There are three important user groups: admins, package trustees, and package maintainers. Some server updates require membership in these groups; membership can be edited with a simple interface.
- Admins perform administrative tasks. They can create accounts, change anyone’s password, delete an account, make server backups, and modify the members of the other user groups. They can also modify the package index in ways not allowed by normal uploads.
- There is one package maintainer group per package. When a package is uploaded and no versions of it existed previously, the maintainer group is created with the uploader as the sole member. Maintainers can add other maintainers. Members of this group can then upload new versions of the package, edit its preferred versions and deprecated status, upload documentation, manage build reports, and other maintenance tasks. Of course, they don’t have to.
- Package trustees are package maintainers for all packages. They can add and remove maintainers for any package, and perform any action per package that maintainers can.
It’s not set in stone, or even etched on papyrus, who the admins and trustees are actually going to be. Initially, package maintainers will be anyone who’s uploaded a version of a given package.

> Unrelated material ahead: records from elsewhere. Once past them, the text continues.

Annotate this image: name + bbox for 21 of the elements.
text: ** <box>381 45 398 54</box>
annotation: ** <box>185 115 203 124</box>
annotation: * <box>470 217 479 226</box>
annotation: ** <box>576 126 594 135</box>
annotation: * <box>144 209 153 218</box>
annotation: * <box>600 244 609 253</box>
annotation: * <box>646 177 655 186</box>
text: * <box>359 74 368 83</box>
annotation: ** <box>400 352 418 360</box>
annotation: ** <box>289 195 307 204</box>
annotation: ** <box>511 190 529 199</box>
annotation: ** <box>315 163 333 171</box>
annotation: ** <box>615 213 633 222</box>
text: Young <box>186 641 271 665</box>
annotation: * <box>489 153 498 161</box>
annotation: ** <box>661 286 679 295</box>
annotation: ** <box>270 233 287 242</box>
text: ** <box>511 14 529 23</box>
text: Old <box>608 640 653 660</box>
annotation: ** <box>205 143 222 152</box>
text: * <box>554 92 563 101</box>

Other features provide their own user groups as well. One thing about their implementation is that they are entirely decentralized: there’s no section in the code which lists all of the user groups. There is a user → group mapping, but it’s updated only in response to the groups themselves being modified. Other groups, editable by admins, include:
- Distro maintainers: can indicate which packages are available under which Linux distributions in their binary repositories. This information is available on package pages for those who prefer distro packages, as well as in list form.
- Mirrorers: these are accounts for scripts which copy packages from one Hackage to another. Presently this is implemented in a batch-difference mode from hackage-scripts to hackage-server and is run periodically.
Uploading follows these steps:
- Uploader POSTs to /packages/ with package=[package tarball]
- Make sure the user is logged in and get their user info
- Put the package file in a temporary directory for incoming files
- Get the package’s cabal file, parse it, and check it’s valid. Get the package name and version.
- Fail if the package version is already in the main database
- If maintainers exist for the package, make sure the user is in the maintainer group
- Run pre-upload hooks; these can indicate errors and cause the upload to fail
- Move the package to blob file storage and add it to the main index
- Run all of the post-upload hooks, updating secondary indices to keep them in sync
- Redirect to the new package page (or display an error)
I wish I could give you the process for account registration, but the truth is that it’s still undecided. The present system involves requesting an account via email. This could still work with the new hackage-server, technically. There are a few reasons why this kind of process could be refined: there can be several admins; account creation no longer requires access to the server’s filesystem (.htpasswd); and account maintenance of all of Hackage is a lot for one person.
Possible approaches include:
- Admins create accounts, possibly requested from some kind of web interface.
- Anyone can self-register partial accounts which can do everything but upload, but can e.g. edit tags, write comments, or vote. These can be transformed from partial to total accounts by admins (perhaps also using a ticket system).
- Let anyone self-register for an account and start uploading (it’s worked for rubygems.org).
The newer hackage-server comes with some nifty defaults, including more detailed ways to maintain packages. There are some guiding principles to consider when making policies: for example, packages shouldn’t be any harder to upload than they are now (which is not very). Another principle is quality assurance (see “A radical Hackage social experiment“). The above system has been developed with these in mind. Last but not least, there’s the community’s experience with current Hackage policies. How can they be improved?